Update: Browser makers question Microsoft-EU ballot plan
Opera, Mozilla and Google request changes to ballot screen
Computerworld - Microsoft's rivals will ask European antitrust regulators to modify the ballot screen designed to give Windows users the chance to ditch Internet Explorer (IE) and choose another browser.
Opera Software, which sparked the investigation into Microsoft's bundling of IE, Mozilla and Google will each send separate letters to the European Commission suggesting changes to the proposal put forward by Microsoft last summer, according to Hakon Wium Lie, Opera's chief technology officer.
"In general, we're very happy with Microsoft's proposal because it gives consumers a choice of a better browser," said Lie today. "But we have some issues about the ballot."
Most important in Opera's eyes is that the ballot should be displayed outside of IE. Microsoft's plan would create an HTML-based ballot that would appear as a Web page within its own browser. "From the screenshots we've seen, we don't think it's right that the ballot appears within IE," said Lie. "If you're trying to provide a level playing field, you don't want it to be seen as subservient to IE. You wouldn't want a voting ballot that had a candidate's logo on the upper left corner, would you?"
In early October, the commission tentatively approved Microsoft's plan, which would offer European users of Windows XP, Vista and Windows 7 a Web-based page showing five browsers, then let them select which they would install and run on their PCs.

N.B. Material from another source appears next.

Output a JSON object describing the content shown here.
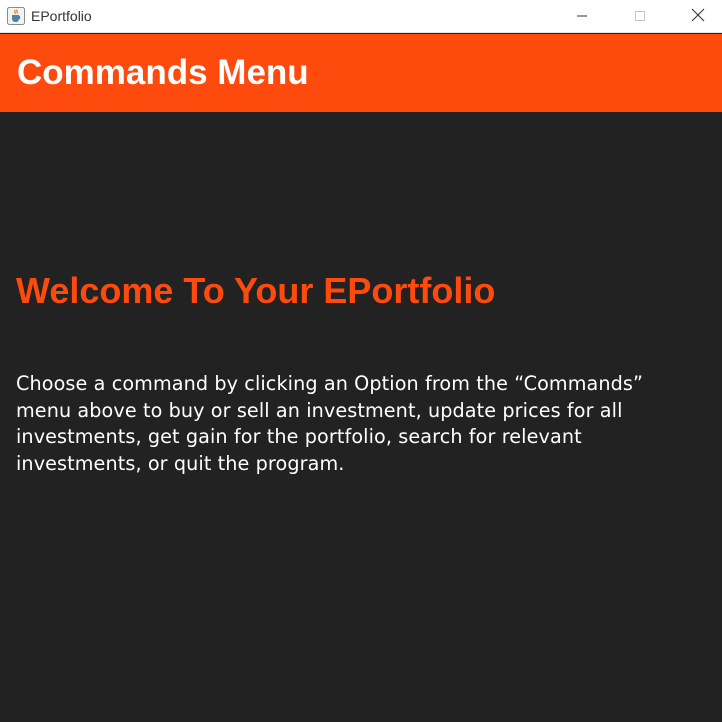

To get that preliminary approval, Microsoft made several changes to its original July proposal.
Opera wants the ballot displayed within a specially-designed application, or failing that, in IE's full-screen mode, which would eliminate the frame Microsoft's browser would put around the ballot.
Mozilla, which has also criticized Microsoft's ballot screen, has made a similar suggestion. In a blog entry published Monday, Jenny Boriss, a Firefox user experience designer, denigrated the ballot's layout and said that it gave IE more than three times the space than rivals' browsers because the ballot would be displayed within Internet Explorer. Boriss said that her recommendation was her own, not Mozilla's official company line.
Last month, Boriss blasted the ballot for giving preference to Apple's Safari based on the alphabetical ranking by browser maker. Initially, she did not spell out that her take was a personal one; the appearance of her blog on the Mozilla site led some, including Computerworld, to assume it was Mozilla's position as well.
"We support that, too," said Lie today when asked what Opera thought of Boriss' call to randomize the order of the browser choices. "Alphabetizing would just lead to opportunistic naming," he said. "We could call ourselves AAA Browser Maker and get the first spot."